As it’s always important to know what you are doing, for noobs here are some of the most used terms in forex market.
Ask: the price at which a trader is willing to sell a specified quantity of currency
Bid: the price at which a trader is willing to buy a certain amount of currency
Backtest: simulation of forex technique based on real historical data
Leverage: probably the most important thing on forex market. It is used to operate with more capital than the amount deposited into your account. In the currency market leverage is almost always shown as a percentage. For example, 1% margin produces a 100:1 leverage, so with a $10,000 deposit you can have the opportunity to trade up to $1,000,000
Fund: term used by the broker to indicate the operation of deposit money into the forex account
Gap: distance between closing and opening price of a new market.
Hedging: possibility to cover one or more positions with one or more opposite positions in order to reduce investment risks
Long: is the act to buy the currency pair.
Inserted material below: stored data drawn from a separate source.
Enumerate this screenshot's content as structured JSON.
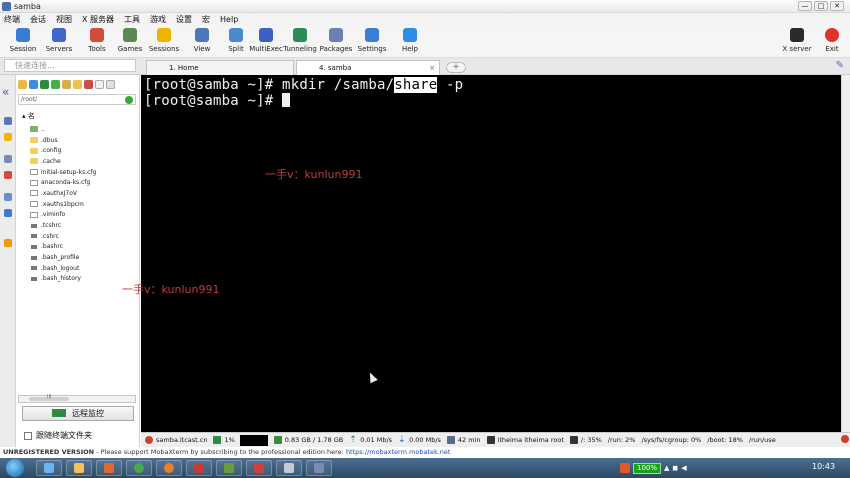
{
  "window": {
    "title": "samba",
    "minimize": "—",
    "maximize": "□",
    "close": "✕"
  },
  "menu": [
    "终端",
    "会话",
    "视图",
    "X 服务器",
    "工具",
    "游戏",
    "设置",
    "宏",
    "Help"
  ],
  "toolbar": {
    "items": [
      {
        "label": "Session",
        "color": "#3a7bd5"
      },
      {
        "label": "Servers",
        "color": "#3f66c8"
      },
      {
        "label": "Tools",
        "color": "#d24b3b"
      },
      {
        "label": "Games",
        "color": "#5a8a52"
      },
      {
        "label": "Sessions",
        "color": "#f0b400"
      },
      {
        "label": "View",
        "color": "#4d77b8"
      },
      {
        "label": "Split",
        "color": "#4a8bd0"
      },
      {
        "label": "MultiExec",
        "color": "#3d5ec2"
      },
      {
        "label": "Tunneling",
        "color": "#2e8b57"
      },
      {
        "label": "Packages",
        "color": "#6d7fb5"
      },
      {
        "label": "Settings",
        "color": "#3b7ed3"
      },
      {
        "label": "Help",
        "color": "#2c8ee8"
      }
    ],
    "right": [
      {
        "label": "X server",
        "color": "#2a2a2a"
      },
      {
        "label": "Exit",
        "color": "#e0312a"
      }
    ]
  },
  "quick_connect": {
    "placeholder": "快速连接..."
  },
  "tabs": [
    {
      "label": "1. Home",
      "active": false
    },
    {
      "label": "4. samba",
      "active": true,
      "close": "×"
    }
  ],
  "sidebar": {
    "path": "/root/",
    "column": "名",
    "files": [
      {
        "name": "..",
        "type": "up"
      },
      {
        "name": ".dbus",
        "type": "folder"
      },
      {
        "name": ".config",
        "type": "folder"
      },
      {
        "name": ".cache",
        "type": "folder"
      },
      {
        "name": "initial-setup-ks.cfg",
        "type": "doc"
      },
      {
        "name": "anaconda-ks.cfg",
        "type": "doc"
      },
      {
        "name": ".xauthxJ7oV",
        "type": "doc"
      },
      {
        "name": ".xauths1bpcm",
        "type": "doc"
      },
      {
        "name": ".viminfo",
        "type": "doc"
      },
      {
        "name": ".tcshrc",
        "type": "dot"
      },
      {
        "name": ".cshrc",
        "type": "dot"
      },
      {
        "name": ".bashrc",
        "type": "dot"
      },
      {
        "name": ".bash_profile",
        "type": "dot"
      },
      {
        "name": ".bash_logout",
        "type": "dot"
      },
      {
        "name": ".bash_history",
        "type": "dot"
      }
    ],
    "scroll_label": "III",
    "monitor_button": "远程监控",
    "follow_label": "跟随终端文件夹"
  },
  "terminal": {
    "line1_prefix": "[root@samba ~]# mkdir /samba/",
    "line1_selected": "share",
    "line1_suffix": " -p",
    "line2_prefix": "[root@samba ~]# "
  },
  "watermarks": [
    "一手v：kunlun991",
    "一手v：kunlun991"
  ],
  "status": {
    "host": "samba.itcast.cn",
    "cpu": "1%",
    "memory": "0.83 GB / 1.78 GB",
    "upload": "0.01 Mb/s",
    "download": "0.00 Mb/s",
    "uptime": "42 min",
    "users": "itheima  itheima  root",
    "disk1": "/: 35%",
    "disk2": "/run: 2%",
    "disk3": "/sys/fs/cgroup: 0%",
    "disk4": "/boot: 18%",
    "disk5": "/run/use"
  },
  "notice": {
    "bold": "UNREGISTERED VERSION",
    "text": " -  Please support MobaXterm by subscribing to the professional edition here:",
    "link": "https://mobaxterm.mobatek.net"
  },
  "taskbar": {
    "battery": "100%",
    "clock": "10:43"
  }
}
Is the opposite of short.
Margin: the amount of money that must be available on the account “to ensure against leakage” of open transactions.
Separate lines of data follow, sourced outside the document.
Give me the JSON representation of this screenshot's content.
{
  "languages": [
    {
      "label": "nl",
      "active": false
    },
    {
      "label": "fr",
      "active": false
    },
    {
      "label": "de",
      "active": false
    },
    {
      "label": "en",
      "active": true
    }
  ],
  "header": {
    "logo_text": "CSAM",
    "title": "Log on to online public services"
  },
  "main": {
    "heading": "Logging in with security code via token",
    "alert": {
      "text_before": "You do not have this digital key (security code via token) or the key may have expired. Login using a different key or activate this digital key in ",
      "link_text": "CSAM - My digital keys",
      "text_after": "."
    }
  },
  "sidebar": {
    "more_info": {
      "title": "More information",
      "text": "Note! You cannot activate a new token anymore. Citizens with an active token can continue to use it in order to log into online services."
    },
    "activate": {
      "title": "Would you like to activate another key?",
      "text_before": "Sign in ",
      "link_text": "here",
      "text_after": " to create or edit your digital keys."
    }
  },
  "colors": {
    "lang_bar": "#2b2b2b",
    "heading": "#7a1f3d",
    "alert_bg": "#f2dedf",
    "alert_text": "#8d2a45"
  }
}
Margin Call: request for additional funds by the broker in order to “cover” losses due to open positions.
Overnight: trades that remains open until the next day.
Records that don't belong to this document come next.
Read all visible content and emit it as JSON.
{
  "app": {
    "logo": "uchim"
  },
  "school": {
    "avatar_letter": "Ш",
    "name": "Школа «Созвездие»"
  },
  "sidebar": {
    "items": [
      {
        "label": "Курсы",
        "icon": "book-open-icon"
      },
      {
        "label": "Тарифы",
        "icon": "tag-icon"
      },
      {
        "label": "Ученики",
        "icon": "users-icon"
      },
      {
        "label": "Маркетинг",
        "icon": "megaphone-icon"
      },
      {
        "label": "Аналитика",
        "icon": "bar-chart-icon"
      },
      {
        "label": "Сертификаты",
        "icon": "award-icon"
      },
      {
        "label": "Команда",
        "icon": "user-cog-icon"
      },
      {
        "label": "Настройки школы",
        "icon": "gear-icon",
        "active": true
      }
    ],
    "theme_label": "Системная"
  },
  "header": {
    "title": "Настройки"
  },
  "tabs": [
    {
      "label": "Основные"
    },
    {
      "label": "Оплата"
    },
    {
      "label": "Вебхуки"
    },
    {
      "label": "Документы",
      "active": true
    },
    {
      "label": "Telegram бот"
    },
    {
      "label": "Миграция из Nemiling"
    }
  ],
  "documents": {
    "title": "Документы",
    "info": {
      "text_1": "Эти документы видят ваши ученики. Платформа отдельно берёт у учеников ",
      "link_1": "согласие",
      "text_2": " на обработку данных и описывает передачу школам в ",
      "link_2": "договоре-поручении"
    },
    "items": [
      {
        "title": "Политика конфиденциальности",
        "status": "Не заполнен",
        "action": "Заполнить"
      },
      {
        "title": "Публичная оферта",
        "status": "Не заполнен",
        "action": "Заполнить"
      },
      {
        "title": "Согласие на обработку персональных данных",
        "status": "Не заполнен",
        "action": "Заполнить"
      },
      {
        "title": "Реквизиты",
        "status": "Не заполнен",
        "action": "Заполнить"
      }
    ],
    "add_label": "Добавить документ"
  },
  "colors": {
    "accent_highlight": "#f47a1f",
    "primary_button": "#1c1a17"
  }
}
Pip: is an acronym that stands for “Percentage In Point.” It is the smallest unit of a Forex price.
Resistance: price threshold where a price start to reverse, from a rising market to a downtrend one. Is the opposite of support.
Short: is the act to sell the currency pair. Is the opposite of long.
Support: price threshold where a price start to reverse, from a downtrend market to an uprising one. Is the opposite of resistance.
Spread: the difference in price between the ask price and the bid price
Stop loss: price level at which losing positions are liquidated. It is necessary to protect account against more losses.
Timeframe: period of observation of the prices (i.e. 30 minutes, 1 hour, hours, etc.)